Dans les années 1850, le vignoble de Palmer, a l'instar de tout le Médoc, est atteint par une maladie cryptogamique, l'oïdium. Alors que les viticulteurs se désolent pour leurs récoltes et cherchent une parade contre le champignon, courtiers et négociants constatent l'envol des cours des grands crus dû à la raréfaction des vins. Pour les Pereire, si la baisse des rendements est regrettable, la hausse des prix est une bonne affaire.

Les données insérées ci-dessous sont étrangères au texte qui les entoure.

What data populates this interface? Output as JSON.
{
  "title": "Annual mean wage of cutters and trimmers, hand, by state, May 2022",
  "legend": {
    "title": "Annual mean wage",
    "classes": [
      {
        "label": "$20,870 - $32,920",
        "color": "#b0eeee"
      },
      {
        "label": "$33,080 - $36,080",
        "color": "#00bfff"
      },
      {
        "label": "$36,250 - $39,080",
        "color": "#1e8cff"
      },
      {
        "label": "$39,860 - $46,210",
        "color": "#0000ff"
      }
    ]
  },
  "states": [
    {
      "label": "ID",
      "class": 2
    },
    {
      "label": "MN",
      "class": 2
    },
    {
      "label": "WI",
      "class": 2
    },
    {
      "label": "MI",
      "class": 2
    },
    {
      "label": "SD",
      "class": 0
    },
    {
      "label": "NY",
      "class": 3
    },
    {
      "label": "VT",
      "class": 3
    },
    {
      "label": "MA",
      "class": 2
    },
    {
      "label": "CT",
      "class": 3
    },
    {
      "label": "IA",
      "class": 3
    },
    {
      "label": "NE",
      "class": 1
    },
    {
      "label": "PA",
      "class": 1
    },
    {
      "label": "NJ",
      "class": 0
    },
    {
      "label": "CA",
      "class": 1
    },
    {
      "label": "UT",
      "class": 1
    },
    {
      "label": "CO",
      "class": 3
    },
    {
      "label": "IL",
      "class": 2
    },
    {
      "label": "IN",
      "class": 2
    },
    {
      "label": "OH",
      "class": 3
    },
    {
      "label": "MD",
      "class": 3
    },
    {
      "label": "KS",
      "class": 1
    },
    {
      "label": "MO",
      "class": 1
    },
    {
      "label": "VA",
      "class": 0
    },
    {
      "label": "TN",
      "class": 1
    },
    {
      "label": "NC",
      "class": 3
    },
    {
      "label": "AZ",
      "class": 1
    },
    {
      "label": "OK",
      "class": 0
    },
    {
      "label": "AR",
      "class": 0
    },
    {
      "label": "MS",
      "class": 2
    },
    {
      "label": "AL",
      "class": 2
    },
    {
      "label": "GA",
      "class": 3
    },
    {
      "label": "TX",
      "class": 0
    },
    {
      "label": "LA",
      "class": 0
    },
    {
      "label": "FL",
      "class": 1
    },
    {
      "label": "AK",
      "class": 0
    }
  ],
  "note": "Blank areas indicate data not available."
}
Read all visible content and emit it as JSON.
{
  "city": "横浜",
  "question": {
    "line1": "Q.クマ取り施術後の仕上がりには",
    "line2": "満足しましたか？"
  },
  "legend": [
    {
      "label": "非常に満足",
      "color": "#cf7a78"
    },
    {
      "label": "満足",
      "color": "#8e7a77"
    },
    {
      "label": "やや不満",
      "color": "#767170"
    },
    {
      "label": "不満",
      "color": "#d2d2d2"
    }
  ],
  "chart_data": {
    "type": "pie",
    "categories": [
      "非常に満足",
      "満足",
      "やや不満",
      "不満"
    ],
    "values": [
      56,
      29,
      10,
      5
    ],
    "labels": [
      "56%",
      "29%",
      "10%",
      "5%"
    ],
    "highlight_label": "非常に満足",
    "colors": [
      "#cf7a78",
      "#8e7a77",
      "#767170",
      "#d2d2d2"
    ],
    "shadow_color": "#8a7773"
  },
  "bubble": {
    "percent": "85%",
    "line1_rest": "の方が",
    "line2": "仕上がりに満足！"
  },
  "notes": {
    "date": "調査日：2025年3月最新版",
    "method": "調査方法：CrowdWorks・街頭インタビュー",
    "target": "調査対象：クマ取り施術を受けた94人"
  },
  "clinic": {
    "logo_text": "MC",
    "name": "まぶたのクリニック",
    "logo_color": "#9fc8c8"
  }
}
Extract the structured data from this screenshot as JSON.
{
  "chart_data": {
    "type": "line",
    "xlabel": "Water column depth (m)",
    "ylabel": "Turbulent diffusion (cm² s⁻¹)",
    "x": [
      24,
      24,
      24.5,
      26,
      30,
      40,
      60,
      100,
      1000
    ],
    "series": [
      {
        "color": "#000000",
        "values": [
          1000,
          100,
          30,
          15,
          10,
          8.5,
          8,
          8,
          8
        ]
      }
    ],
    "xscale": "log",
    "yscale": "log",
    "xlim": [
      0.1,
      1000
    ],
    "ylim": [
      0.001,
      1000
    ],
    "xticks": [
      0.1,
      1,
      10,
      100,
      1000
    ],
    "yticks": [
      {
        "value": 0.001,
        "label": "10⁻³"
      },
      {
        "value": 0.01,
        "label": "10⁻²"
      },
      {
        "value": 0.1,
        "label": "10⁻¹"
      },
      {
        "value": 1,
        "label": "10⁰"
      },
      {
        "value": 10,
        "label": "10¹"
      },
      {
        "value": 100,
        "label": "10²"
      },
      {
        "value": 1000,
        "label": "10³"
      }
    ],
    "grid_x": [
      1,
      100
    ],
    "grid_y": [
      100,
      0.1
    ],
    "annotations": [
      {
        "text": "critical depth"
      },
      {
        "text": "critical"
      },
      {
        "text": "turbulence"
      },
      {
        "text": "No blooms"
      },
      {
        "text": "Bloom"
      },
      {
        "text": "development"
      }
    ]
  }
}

C'est alors que le rang de troisième cru, attribué depuis longtemps à Palmer par les négociants et les grands prescripteurs, est consacré par le Classement impérial. Après la négligence de la Caisse hypothécaire dans la gestion du domaine, les efforts fournis par les nouveaux propriétaires pour agrandir le vignoble et améliorer la qualité du vin n'ont pas eu le temps de porter leurs fruits pour mériter un autre classement. Troisième officiel, second officieux, premier en puissance ? Le classement est alors le moindre des soucis des deux frères.

CLAUDE DEBUSSY

À partir de 1861, les Pereire profitent pleinement de près de deux décennies de prospérité retrouvée en Médoc avant que de nouveaux fléaux n'atteignent le vignoble : le phylloxéra et le mildiou. Au tournant du siècle la success story est remise en question. Les affaires tournent mal et la guerre se profile. Cependant, Château Palmer, aux mains d'un régisseur de confiance, Louis Mellet, continue de produire de beaux vins et de faire le bonheur de clients fameux. On a par exemple la trace d'une commande de deux caisses du millésime 1909 par Claude Debussy en 1917.

Mais les difficultés s’accumulent : d'abord la crise économique des années 1930, puis la Seconde Guerre mondiale. Pour y faire face, les propriétaires ont été contraints de vendre les parcelles de vignes les moins intéressantes. En dépit des aléas de la fortune, les Pereire puis leurs descendants ont gardé et choyé leur propriété de Château Palmer pendant plus de quatre-vingts ans, ce qui témoigne de leur attachement profond pour le cru. Ce n'est qu'en juin 1937 que la décision est prise de s'en séparer.

L’année suivante, au cœur de la Grande Dépression, quatre familles de négociants bordelais décident de s’unir pour reprendre la propriété : les familles Ginestet, Miailhe, Mähler-Besse et Sichel. Les descendants de ces deux dernières sont toujours, à l’heure actuelle, propriétaires de Château Palmer.